Sudan: France mulls EU-led force for eastern Chad

By Nick Antonovics

PARIS, June 2 (Reuters) - France is asking its European Union partners to consider sending a force of up to 12,000 troops to Chad to provide aid for people fleeing the Darfur conflict in Sudan.

A French Foreign Ministry spokesman confirmed on Saturday that Paris was also trying to gather foreign ministers from Group of Eight nations plus China for talks at the end of June about the crisis in Darfur.

Fighting between government-backed militias and rebel groups in the western Sudanese region has killed more than 200,000 people and driven 2 million from their homes.

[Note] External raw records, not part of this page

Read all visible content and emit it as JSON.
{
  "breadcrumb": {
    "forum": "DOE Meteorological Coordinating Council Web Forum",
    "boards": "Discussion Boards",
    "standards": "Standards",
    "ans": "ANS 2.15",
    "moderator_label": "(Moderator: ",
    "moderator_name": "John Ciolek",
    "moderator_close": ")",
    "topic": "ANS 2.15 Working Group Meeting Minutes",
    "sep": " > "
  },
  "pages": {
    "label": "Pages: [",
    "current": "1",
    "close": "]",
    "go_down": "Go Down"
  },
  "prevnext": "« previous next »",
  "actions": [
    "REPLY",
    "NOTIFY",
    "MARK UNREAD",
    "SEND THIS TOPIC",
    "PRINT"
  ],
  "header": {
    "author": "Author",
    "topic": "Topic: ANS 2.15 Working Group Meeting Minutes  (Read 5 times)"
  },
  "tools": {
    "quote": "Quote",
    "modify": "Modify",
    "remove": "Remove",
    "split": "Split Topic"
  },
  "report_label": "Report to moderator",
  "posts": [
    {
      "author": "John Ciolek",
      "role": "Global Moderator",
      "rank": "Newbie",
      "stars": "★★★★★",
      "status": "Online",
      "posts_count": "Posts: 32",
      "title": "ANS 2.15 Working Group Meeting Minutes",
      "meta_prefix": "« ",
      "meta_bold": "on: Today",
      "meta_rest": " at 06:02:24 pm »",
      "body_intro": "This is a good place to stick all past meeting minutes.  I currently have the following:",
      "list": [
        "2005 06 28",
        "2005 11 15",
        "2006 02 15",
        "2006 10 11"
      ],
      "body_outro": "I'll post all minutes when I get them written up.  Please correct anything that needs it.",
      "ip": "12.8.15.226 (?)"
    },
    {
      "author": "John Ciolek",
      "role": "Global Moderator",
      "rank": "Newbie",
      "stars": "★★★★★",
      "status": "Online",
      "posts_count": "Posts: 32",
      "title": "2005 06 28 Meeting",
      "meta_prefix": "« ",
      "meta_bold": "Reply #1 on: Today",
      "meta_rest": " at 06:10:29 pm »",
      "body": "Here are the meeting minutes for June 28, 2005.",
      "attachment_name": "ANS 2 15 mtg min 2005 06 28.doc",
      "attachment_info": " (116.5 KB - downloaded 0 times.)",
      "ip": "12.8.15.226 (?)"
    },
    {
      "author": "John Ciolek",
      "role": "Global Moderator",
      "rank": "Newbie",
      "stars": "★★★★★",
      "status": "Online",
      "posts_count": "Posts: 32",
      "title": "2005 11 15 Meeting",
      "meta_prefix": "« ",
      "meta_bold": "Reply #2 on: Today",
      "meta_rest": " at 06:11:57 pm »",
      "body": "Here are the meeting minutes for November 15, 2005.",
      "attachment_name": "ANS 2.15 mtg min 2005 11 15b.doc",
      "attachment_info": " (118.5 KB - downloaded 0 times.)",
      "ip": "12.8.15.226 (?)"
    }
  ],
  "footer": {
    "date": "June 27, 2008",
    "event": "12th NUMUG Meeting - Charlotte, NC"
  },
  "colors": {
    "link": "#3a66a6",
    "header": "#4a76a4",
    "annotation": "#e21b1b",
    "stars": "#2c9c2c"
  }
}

Paris is alarmed at the rising numbers reaching Chad, a former colony, and Sudan's neighbour.

"We are saying there's a deteriorating situation in eastern Chad, where it is necessary to intervene to provide humanitarian aid to a population of around 400,000, of which half have been displaced from Sudan," said French Foreign Ministry deputy spokesman Denis Simonneau.

Liberation newspaper reported on Saturday that Paris had approached European Union partners including Germany about planning and taking part in an EU-led force of between 3,000 and 12,000 troops.

"The figures mentioned in the article are a range," said Simonneau. "It's not a target we have fixed. It's an estimate (of needs)."

Liberation likened the plan to the EU's decision in 2003 to send around 1,500 troops to Bunia in eastern Congo to supply aid and stop fighting - the EU's first military operation outside Europe.

That operation took place under a United Nations mandate for a multinational force and the troops were mostly French.

Simonneau said any force in eastern Chad could include French troops with the support of other EU nations and the United Nations. Initial discussions had already been held in Brussels, he said.

French Foreign Minister Bernard Kouchner this week sounded out G8 colleagues about creating aid corridors into Darfur, an idea non-governmental organisations criticised on the grounds it could create confusion between military and humanitarian action.

Simonneau said the corridors idea was "one option, among others". Aid would not necessarily need to arrive in convoys from Chad but could also consist of air drops from Port Sudan.

"One should not focus on humanitarian corridors," he said.

He confirmed France was planning to host a meeting of foreign ministers from the Group of Eight countries plus China at the end of June to discuss the Darfur crisis further. No date for the talks had been set, he said.

G8 leaders are expected to discuss Darfur when they meet in Germany June 6-8.